Ogami started looking even more alarmed.
Otoharu folded his arms. “You aren’t lying to me, are you, Tsumugi?” he asked. “Because from what I heard, it sounded like you come in here often.”
“I don’t!” she said. “Banri, you tell him!”
“...But you said I wasn’t to speak to anyone but you,” Ogami reminded her.
Otoharu raised his eyebrows.
“What? No, I said you weren’t supposed to tell anyone I was coming to visit you and read you stories and stuff!” Tsumugi paused. “Which I definitely haven’t been doing.”
Ogami paused. “Are you…lying…?” he asked slowly.
Tsumugi stared at him incredulously. “Yes?” she said. “Wow, you really don’t know anything at all, do you!”
Otoharu frowned. “Tsumugi, what do you mean?” he asked.
“Oh, Banri has amnesia,” she said matter-of-factly. “He says he doesn’t remember anything before you found him in the forest. He remembers what he said then, but not what it meant or anything. He thinks he saw a fairy saying that he’d lose his memories if anyone ever helped him with his goals, though, so I think since we helped him not die that’s why he doesn’t remember anything.”
Otoharu paused. “A fairy,” he repeated. “What did this fairy look like?”
Ogami looked at Tsumugi.
“You’re allowed to speak!” she assured him. “You can talk to whoever you want. I was just asking you to keep my secrets!”
“I see,” he said. He looked back at Otoharu. “He was…tall, with greasy black hair. I hated him, though…I don’t know why.

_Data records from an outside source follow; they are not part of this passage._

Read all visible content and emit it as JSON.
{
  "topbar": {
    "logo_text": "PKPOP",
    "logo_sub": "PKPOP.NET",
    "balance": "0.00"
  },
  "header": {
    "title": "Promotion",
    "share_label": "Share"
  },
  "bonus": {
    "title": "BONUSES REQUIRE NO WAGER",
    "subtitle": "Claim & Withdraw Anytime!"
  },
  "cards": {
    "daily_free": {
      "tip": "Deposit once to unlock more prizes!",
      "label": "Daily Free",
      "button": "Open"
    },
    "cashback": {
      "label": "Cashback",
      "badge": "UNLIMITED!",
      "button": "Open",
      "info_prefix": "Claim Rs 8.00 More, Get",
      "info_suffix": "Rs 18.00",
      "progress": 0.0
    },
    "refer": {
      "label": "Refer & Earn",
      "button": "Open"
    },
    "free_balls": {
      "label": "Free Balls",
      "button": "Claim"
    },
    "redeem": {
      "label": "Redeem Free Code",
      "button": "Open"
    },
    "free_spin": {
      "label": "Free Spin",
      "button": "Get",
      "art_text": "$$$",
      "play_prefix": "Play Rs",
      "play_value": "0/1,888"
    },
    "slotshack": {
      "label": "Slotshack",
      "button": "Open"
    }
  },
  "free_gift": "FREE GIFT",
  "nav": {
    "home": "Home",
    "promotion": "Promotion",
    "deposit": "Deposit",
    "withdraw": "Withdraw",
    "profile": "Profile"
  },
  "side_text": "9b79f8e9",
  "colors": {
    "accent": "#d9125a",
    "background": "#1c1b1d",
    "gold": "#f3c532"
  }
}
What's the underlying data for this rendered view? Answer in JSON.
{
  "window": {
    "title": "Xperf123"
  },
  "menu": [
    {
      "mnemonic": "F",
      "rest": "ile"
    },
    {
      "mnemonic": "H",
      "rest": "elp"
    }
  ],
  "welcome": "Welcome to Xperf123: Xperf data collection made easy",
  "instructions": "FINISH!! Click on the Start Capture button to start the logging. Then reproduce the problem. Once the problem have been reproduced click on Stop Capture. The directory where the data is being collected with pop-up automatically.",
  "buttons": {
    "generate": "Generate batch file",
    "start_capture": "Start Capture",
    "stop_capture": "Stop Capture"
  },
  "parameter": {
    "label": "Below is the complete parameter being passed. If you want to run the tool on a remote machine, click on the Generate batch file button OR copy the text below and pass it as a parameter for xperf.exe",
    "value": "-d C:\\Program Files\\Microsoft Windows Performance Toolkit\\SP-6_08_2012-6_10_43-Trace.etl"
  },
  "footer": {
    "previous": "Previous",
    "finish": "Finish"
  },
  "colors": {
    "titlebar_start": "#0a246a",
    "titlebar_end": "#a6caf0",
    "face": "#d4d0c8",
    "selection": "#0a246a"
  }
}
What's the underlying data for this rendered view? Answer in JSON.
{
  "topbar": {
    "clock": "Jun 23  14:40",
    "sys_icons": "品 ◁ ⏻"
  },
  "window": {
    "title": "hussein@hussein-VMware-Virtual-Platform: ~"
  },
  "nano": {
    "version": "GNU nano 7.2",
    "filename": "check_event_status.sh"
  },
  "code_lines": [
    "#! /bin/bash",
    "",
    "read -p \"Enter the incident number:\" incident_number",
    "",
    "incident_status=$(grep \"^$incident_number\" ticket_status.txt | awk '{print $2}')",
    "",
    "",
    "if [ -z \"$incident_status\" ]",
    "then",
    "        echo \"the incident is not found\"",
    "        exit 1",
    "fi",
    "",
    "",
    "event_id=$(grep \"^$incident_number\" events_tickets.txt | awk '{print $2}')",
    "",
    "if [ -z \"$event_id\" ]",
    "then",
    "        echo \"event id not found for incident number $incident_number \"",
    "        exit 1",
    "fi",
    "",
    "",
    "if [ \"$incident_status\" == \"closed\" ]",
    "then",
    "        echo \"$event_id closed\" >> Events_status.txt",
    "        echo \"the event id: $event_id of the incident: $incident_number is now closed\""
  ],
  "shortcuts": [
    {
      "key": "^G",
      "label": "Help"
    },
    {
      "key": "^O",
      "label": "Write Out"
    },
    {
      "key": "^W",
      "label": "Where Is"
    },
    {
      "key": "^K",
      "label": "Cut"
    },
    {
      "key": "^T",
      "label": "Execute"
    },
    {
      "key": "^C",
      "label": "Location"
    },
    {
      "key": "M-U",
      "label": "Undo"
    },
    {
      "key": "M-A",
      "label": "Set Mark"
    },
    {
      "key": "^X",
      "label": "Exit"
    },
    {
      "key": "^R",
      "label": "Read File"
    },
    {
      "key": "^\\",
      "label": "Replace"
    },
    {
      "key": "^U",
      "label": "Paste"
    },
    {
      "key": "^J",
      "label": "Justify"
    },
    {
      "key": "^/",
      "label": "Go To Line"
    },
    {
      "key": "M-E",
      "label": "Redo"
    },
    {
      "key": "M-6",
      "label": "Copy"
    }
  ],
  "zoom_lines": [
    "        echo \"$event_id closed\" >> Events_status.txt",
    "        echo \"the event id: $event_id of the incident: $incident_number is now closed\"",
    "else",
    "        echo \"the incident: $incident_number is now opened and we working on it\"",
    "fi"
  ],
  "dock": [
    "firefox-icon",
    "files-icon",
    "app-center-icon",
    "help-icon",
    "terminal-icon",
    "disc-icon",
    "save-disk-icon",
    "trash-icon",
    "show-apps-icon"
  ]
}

I said…I said that I wouldn’t stop hunting him down, because he’d taken my best friend from me…he said that I could try, but the moment I received help of any sort I’d lose all my memories, and I wouldn’t be able to regain them without an act of true love from the two people I’d loved and abandoned…which would never happen, because he claimed there was no such thing as true love. And then…I don’t remember anything until you found me in the forest.”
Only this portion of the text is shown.